Title: Storage and Query Processing Methods for Dataset Versioning
Mr. Amit Chavan, University of Maryland, College Park
Date & Time: January 5, 2018 11:00
Venue: Conference Room, 01st Floor, C Block, Department of Computer Science and Engineering, Kanwal Rekhi (KReSIT) Building
Data-driven methods and products are becoming increasingly common in a variety of communities, leading to a huge diversity of datasets being continuously generated, modified, and analyzed. An increasingly important consideration for the underlying data management systems is that, all of these datasets and their versions over time need to be stored and queried for a variety of reasons including auditing, provenance, transparency, accountability, introspective analysis, and backups. To this effect, we present DEX, a novel stand-alone delta-oriented storage and query processing engine, whose goals are to provide efficient storage for the thousands of dataset versions (snapshots) and simultaneously enable rich query processing across them. DEX uses delta encoding to compactly store the large number of datasets by exploiting redundancies across them, and also keeps the average cost of reconstructing any dataset low. This talk will introduce: (i) a framework to reason about the storage--recreation tradeoff using delta-encoding, i.e., intuitively, the more storage we use, the faster it is to recreate or retrieve versions, while the less storage we use, the slower it is to recreate or retrieve versions; and (ii) how DEX takes advantage of the already computed deltas between the datasets for efficient processing of a class of set-based queries across versions, namely, intersection, union, and t-threshold.

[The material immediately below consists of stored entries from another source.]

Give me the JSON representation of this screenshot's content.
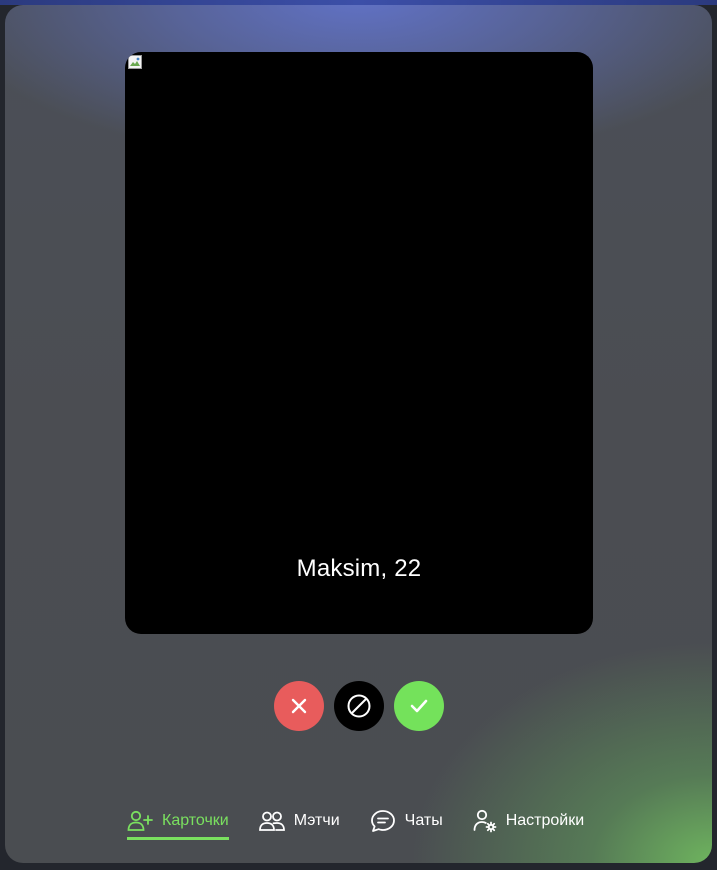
{
  "card": {
    "caption": "Maksim, 22"
  },
  "actions": {
    "dislike_icon": "close-icon",
    "block_icon": "block-icon",
    "like_icon": "check-icon",
    "colors": {
      "dislike": "#e85c5c",
      "block": "#000000",
      "like": "#74e25b"
    }
  },
  "nav": {
    "active_color": "#7ae05f",
    "items": [
      {
        "label": "Карточки",
        "icon": "add-user-icon",
        "active": true
      },
      {
        "label": "Мэтчи",
        "icon": "users-icon",
        "active": false
      },
      {
        "label": "Чаты",
        "icon": "chat-icon",
        "active": false
      },
      {
        "label": "Настройки",
        "icon": "user-settings-icon",
        "active": false
      }
    ]
  }
}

Amit Chavan is a PhD candidate in the Department of Computer Science at the University of Maryland, College Park, co-advised by Amol Deshpande and Aravind Srinivasan. He did his Bachelors degree in Computer Engineering (2011) from Veermata Jijabai Technological Institute, India. He is interested in data management and data-intensive computing, with a particular focus on storage and query processing challenges in a dataset version control system. He has papers in these topics at CIDR 2015, VLDB 2015 and SIGMOD 2017, in addition to several workshop papers.